Welcome mat is out in Glenham-Belford


`Something for everyone' in diverse, quirky area, one resident explains

July 14, 2002|By Lisa Wiseman | Lisa Wiseman,SPECIAL TO THE SUN

No matter who you are or what you're looking for in a home, Glenham-Belford will have what you need, residents say.

"There's something for everyone," said Dick Ullrich, 62. "The diversity and mixed stock of housing makes the area truly unique. There are large, individual homes, smaller single homes, duplexes and apartments."

"Each home has character. They're all different," said Cecilia Freed, 48. She and her husband, Brian, and their two children have lived in the area for 16 years. "We like our area, specifically because there is a lot of forestry. With all of the surrounding trees, you would never know you were in the city," she said.

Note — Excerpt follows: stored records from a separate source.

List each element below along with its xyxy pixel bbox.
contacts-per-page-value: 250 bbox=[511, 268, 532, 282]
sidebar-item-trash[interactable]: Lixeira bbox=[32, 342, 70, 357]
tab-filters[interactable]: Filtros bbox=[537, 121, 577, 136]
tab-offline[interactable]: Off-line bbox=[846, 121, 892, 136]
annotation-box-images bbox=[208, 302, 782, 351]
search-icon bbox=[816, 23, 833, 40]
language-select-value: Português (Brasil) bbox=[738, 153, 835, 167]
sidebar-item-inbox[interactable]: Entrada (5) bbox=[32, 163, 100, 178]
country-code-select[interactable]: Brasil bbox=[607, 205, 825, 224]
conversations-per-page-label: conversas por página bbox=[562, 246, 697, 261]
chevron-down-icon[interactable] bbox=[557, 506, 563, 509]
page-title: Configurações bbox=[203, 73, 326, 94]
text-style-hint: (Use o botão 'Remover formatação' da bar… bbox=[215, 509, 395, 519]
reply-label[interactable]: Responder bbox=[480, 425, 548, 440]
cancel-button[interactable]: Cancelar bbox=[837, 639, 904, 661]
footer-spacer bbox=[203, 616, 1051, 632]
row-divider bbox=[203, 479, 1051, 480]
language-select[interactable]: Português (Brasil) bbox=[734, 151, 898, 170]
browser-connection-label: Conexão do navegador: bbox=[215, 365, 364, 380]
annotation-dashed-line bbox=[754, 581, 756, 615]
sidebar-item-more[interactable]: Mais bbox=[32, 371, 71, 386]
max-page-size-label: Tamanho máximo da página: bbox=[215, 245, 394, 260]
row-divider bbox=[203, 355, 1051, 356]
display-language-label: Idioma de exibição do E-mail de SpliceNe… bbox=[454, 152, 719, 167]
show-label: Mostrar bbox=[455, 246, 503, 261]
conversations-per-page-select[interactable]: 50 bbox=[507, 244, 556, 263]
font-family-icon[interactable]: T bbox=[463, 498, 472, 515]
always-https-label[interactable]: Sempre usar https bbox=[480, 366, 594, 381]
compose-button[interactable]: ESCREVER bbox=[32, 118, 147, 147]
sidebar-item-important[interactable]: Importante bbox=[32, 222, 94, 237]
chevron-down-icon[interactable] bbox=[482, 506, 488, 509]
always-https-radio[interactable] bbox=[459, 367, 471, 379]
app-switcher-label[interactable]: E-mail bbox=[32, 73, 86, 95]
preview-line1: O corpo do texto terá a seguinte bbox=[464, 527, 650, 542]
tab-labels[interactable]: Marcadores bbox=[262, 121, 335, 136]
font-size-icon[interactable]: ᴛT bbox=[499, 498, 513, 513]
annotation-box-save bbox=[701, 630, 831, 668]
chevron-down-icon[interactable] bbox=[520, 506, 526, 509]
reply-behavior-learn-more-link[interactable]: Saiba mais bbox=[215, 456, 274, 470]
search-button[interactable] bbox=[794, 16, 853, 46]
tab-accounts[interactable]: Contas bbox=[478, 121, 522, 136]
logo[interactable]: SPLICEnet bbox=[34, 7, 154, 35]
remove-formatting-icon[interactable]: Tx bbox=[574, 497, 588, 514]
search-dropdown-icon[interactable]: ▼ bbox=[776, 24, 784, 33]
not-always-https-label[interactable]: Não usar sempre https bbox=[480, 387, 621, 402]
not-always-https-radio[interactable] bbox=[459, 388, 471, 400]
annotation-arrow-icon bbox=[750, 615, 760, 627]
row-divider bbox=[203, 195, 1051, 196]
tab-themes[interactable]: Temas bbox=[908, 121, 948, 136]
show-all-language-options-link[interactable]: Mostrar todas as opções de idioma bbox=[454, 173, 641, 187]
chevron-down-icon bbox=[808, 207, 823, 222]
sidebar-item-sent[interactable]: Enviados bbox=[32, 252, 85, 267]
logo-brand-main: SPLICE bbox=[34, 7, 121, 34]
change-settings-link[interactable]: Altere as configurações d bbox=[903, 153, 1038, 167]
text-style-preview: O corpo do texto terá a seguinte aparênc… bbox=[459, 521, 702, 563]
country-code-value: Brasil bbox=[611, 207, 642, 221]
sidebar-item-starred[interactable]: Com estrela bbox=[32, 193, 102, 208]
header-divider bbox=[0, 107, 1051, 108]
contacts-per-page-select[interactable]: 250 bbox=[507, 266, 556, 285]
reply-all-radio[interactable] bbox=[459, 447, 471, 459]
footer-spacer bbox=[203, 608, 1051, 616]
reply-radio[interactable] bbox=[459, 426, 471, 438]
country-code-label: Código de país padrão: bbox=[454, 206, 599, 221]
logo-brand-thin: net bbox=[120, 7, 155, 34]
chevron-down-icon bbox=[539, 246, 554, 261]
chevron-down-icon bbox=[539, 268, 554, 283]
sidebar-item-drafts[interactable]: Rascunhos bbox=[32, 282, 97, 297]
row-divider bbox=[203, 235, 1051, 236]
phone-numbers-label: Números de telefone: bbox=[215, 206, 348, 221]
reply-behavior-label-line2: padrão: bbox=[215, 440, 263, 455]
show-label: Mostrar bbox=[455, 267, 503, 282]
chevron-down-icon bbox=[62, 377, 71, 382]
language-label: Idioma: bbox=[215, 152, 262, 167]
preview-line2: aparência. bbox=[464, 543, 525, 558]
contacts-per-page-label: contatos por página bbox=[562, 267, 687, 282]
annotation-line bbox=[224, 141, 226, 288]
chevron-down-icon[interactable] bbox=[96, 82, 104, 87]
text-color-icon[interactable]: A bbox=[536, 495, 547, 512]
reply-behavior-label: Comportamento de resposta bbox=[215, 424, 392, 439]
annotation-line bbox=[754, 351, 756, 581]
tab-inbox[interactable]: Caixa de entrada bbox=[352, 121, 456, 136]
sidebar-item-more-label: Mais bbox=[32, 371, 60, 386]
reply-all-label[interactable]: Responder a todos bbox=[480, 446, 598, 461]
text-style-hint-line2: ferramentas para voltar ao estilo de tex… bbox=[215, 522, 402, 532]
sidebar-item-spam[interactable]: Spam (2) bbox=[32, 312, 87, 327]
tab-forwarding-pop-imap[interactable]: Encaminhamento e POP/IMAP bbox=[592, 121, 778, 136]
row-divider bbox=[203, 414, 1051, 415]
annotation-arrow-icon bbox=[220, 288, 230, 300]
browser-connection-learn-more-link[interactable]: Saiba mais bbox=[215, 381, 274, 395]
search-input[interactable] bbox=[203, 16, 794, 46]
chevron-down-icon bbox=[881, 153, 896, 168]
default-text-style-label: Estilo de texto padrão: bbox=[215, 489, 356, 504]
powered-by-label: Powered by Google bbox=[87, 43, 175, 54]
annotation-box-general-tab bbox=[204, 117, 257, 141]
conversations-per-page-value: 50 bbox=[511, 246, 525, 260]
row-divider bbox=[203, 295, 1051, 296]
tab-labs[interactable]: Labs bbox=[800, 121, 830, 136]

Glenham-Belford is in Northeast Baltimore between the neighborhoods of Hamilton and Burdick Park and is not far from the city-county line.

The area of 2,900 homes takes its name from the four streets that make up its boundaries - Glenmore Avenue to the north, Hamilton Avenue to the south, Belair Road to the east and Harford Road to the west. Homes range in age from more than 100 years to ones built in the early 1990s when odd, leftover lots were purchased and houses constructed.

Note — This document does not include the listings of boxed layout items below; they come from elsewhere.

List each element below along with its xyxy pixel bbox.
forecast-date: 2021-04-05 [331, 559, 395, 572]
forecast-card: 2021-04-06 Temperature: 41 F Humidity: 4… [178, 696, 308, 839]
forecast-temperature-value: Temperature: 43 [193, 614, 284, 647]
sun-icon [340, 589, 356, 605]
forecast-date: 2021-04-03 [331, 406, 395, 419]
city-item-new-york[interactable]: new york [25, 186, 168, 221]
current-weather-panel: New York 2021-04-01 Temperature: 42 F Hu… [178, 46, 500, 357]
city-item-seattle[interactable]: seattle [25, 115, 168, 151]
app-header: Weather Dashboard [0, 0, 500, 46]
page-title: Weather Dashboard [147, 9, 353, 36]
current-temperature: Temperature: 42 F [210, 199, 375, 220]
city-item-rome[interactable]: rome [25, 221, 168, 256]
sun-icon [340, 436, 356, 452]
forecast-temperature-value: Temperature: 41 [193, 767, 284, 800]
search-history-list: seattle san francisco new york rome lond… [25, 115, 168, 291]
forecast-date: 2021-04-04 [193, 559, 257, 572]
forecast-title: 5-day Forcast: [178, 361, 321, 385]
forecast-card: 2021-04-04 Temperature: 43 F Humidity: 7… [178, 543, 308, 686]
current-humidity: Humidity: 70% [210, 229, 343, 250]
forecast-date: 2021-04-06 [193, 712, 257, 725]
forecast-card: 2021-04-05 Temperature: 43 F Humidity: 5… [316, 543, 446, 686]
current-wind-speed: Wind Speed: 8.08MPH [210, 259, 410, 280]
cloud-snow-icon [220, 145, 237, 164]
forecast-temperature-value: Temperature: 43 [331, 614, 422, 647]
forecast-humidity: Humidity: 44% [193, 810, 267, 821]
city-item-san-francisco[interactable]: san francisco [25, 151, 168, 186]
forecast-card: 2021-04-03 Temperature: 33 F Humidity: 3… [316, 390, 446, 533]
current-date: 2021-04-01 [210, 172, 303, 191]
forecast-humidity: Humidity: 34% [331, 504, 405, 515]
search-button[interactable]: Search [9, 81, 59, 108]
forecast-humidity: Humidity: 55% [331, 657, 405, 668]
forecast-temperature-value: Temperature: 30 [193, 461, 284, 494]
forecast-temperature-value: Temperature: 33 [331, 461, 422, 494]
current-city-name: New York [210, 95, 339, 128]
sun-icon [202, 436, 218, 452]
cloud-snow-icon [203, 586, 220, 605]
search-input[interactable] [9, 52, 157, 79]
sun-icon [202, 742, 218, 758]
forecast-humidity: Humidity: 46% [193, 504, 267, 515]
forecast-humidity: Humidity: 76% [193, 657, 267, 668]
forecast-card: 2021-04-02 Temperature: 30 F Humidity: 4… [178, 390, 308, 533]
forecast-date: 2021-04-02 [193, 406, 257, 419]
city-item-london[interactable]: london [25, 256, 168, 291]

"The variety here makes it an ideal place whether you're a renter looking for a house or apartment, a large family needing a big home with many bedrooms or just two folks like us, who need space to entertain," Freed said.

Ullrich and his partner, Mel Cantrell, have lived in the neighborhood for 10 years. During that time they have never had a problem with any neighbors nor have they ever felt unwelcome. From the very beginning, the couple found Glenham-Belford to be "very accepting," he said. "We did not know anyone before we moved in, but there was the perception that the neighborhood was very friendly."

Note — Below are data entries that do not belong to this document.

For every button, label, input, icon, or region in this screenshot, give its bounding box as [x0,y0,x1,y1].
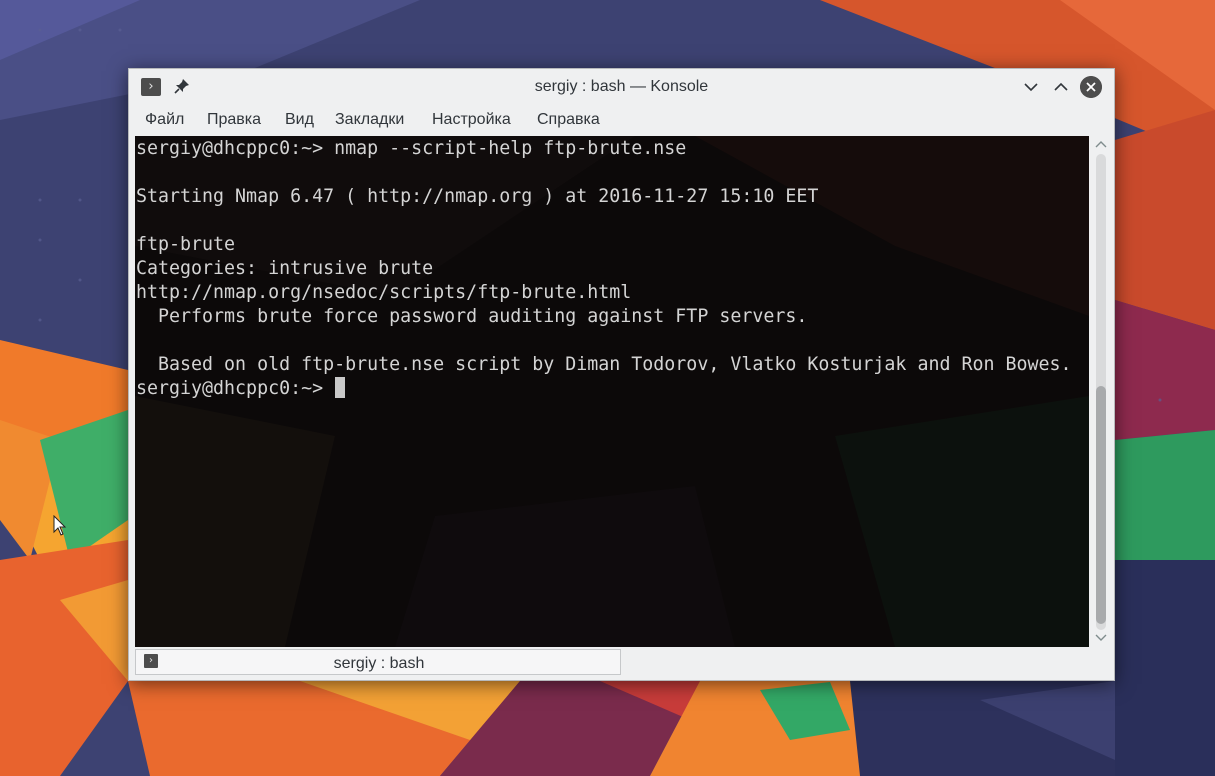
menu-view[interactable]: Вид [279,105,320,133]
vertical-scrollbar[interactable] [1091,136,1111,647]
tab-label: sergiy : bash [333,655,425,672]
scroll-up-arrow-icon[interactable] [1091,138,1111,152]
mouse-pointer-icon [53,515,67,536]
chevron-up-icon[interactable] [1050,76,1072,98]
terminal-line: ftp-brute [136,234,236,255]
tab-bar: sergiy : bash › [129,647,1114,680]
terminal-prompt: sergiy@dhcppc0:~> [136,378,335,399]
terminal-line: Categories: intrusive brute [136,258,434,279]
pin-icon[interactable] [173,77,191,97]
terminal-icon: › [144,654,158,668]
close-icon[interactable] [1080,76,1102,98]
terminal-output[interactable]: sergiy@dhcppc0:~> nmap --script-help ftp… [135,136,1089,647]
terminal-line: Starting Nmap 6.47 ( http://nmap.org ) a… [136,186,819,207]
terminal-line: Performs brute force password auditing a… [136,306,808,327]
window-title: sergiy : bash — Konsole [534,78,709,95]
konsole-window: sergiy : bash — Konsole › Файл Правка Ви… [128,68,1115,681]
menu-file[interactable]: Файл [139,105,190,133]
menu-bookmarks[interactable]: Закладки [329,105,410,133]
scrollbar-thumb[interactable] [1096,386,1106,624]
menu-bar: Файл Правка Вид Закладки Настройка Справ… [129,105,1114,133]
terminal-line: sergiy@dhcppc0:~> nmap --script-help ftp… [136,138,687,159]
menu-edit[interactable]: Правка [201,105,267,133]
text-cursor [335,377,346,398]
terminal-line: http://nmap.org/nsedoc/scripts/ftp-brute… [136,282,632,303]
terminal-prompt-line: sergiy@dhcppc0:~> [136,377,346,401]
chevron-down-icon[interactable] [1020,76,1042,98]
menu-help[interactable]: Справка [531,105,606,133]
scroll-down-arrow-icon[interactable] [1091,630,1111,644]
terminal-line: Based on old ftp-brute.nse script by Dim… [136,354,1072,375]
title-bar[interactable]: sergiy : bash — Konsole › [129,69,1114,105]
terminal-icon[interactable]: › [141,78,161,96]
tab-sergiy-bash[interactable]: sergiy : bash › [135,649,621,675]
menu-settings[interactable]: Настройка [426,105,517,133]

"It's a very integrated neighborhood," Ullrich said. "People are willing to share and talk with each other and address issues together. ... People have not hesitated to work together."

Cathy Brennan agreed.

She and her partner have lived in the neighborhood for three years and have found it to be a very accepting neighborhood for gays. Of course, it's a great place for anyone, Brennan said. "We have friends looking for homes in neighborhoods that are relatively diverse and we tell them to come here," she said.

Brennan loves the quirky charm of her street, where no two houses are exactly alike. "You'll see a large Victorian home next to a newer brick house next to a little bungalow or Cape Cod."

Brennan, a code enforcement attorney for the Department of Housing, wishes more people knew about her neighborhood and others in the city where there are plenty of quality homes at affordable prices.

Brennan spent less than $80,000 for her single-family home, which was in move-in condition and sits on more than one-fourth acre.

"Everybody knows about Canton, Roland Park and Homeland," she said. "There are other great city neighborhoods out there that are not getting enough attention."

Glenham-Belford would be ideal for young professionals priced out of a "hot" neighborhood like Canton or Federal Hill or a couple looking for a first home, she said. "It's a solid, stabile, middle-class neighborhood."

Kathy Horner, president of the Glenham-Belford community association for the past two years, has lived in the neighborhood for virtually all of her life, first with her parents, and now in her own home. Well, she does admit there was that year spent in Perry Hall more than a decade ago. "I hated it," she said. "Everybody left for work at the same time, came home at the same time, walked their dogs at the same time. It was boring."

After that, Horner came back to Glenham-Belford and does not plan to leave anytime soon. Many other residents of the area also have lived in Glenham-Belford nearly all of their lives, she said.

Even when older residents decide to sell their homes, they still seek to stay in the neighborhood. Some seniors move to Everall Gardens, a Glenham-Belford housing complex run by Catholic Charities.

"Our population varies. We still have many older residents along with young families, single mothers who have moved here to escape problems of other parts of the city and people in their 20s and 30s," Horner said.

The community association meets every other month, and Horner has her core group of faithful folks such as Cecilia and Brian Freed, who attend nearly every meeting. Other folks "only show up when there's a problem," Horner said.

The community works hard to address any concern before it gets out of hand, Horner said. She's proud that Glenham-Belford was one of the first neighborhoods in Northeast Baltimore to form a community watch program. "We look out for each other here," she said.

Each year the association holds events such as holiday parties and picnics, and Horner tries to bring in guest speakers for most meetings. In the past, she's had principals and administrators from area public schools, police officers from the Northeast District and people from area businesses such as Leaf Nursery in Hamilton.